Before they began, the teacher asked the boys what they saw.
The first boy responded, “The bird, the branches, and the tree.”
The second replied, “The bird, the tree, the sky, and the sun.”
As the man went through the line, the boys got more and more detailed in their descriptions.
At last, the instructor asked Arjun the same question and he said, “Blackness, my teacher, blackness.”
Surprised, the teacher asked him to explain.
Arjun said, “It is the blackness in the center of the eye of the sparrow. I can see nothing else.”
He went on to be one of the best archers of his day.
When Joseph went to get wine for their sacrament, an angel came to him and told him “it mattereth not what ye shall eat or what ye shall drink when ye partake of the sacrament.”
It mattereth not.
Then what DID matter?
“That ye do it with an eye single to my glory.” (D&C 27:2)

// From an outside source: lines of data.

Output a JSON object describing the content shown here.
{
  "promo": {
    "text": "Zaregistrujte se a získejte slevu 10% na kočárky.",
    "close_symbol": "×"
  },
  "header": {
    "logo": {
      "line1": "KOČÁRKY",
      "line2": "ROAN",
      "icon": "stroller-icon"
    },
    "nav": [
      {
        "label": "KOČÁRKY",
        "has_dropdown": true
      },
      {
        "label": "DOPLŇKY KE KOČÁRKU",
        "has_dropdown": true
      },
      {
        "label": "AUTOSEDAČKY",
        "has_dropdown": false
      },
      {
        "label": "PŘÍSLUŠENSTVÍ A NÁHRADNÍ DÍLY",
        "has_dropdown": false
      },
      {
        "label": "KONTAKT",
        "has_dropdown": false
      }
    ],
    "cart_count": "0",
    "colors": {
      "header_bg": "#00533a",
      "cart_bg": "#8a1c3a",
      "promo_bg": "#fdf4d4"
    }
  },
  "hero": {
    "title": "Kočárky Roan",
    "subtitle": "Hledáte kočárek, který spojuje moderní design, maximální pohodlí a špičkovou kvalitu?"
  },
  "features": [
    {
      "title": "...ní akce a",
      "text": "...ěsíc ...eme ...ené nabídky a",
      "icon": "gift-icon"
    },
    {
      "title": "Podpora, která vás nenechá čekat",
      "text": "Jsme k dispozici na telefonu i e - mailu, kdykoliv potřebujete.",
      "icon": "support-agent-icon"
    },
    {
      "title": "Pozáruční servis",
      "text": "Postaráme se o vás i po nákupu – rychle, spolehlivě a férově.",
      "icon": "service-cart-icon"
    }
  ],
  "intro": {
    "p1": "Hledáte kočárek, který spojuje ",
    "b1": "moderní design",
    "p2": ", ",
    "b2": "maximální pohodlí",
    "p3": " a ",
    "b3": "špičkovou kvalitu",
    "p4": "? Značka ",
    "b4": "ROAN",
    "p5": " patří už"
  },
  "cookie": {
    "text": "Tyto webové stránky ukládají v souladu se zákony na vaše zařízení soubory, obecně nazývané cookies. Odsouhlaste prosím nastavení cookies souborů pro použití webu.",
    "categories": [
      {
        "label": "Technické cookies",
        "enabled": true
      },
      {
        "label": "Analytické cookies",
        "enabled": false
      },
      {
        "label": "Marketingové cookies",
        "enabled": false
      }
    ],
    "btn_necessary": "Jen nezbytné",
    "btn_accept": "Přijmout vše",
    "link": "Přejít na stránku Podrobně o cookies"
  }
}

I think this is such a beautiful and important lesson.
There are a lot of things we do in this gospel. Mutual. Temple work. Sacrament. Ministering. Tithing. Family history.
They matter—not because of the action itself, but because of Who that action turns us towards.
And when we lose that singleness of focus on God, we add a lot of the stuff around those things that “mattereth not.”
But when we maintain that focus, “all other things will fall into their proper place or drop out of our lives.” Ezra Taft Benson.
Truly, “Those who have eyes single to the glory of God are those who see the most of reality.” (Neal A. Maxwell)
When the boy focused on the sparrow’s eye, that is what his arrow gravitated towards.
And when you focus on the God whose eye is on the sparrow, that is what you will gravitate towards.
So keep your eye single to the glory of God.
And your life will suddenly become less cluttered by the things that “mattereth not” and joyfully full of what truly matters.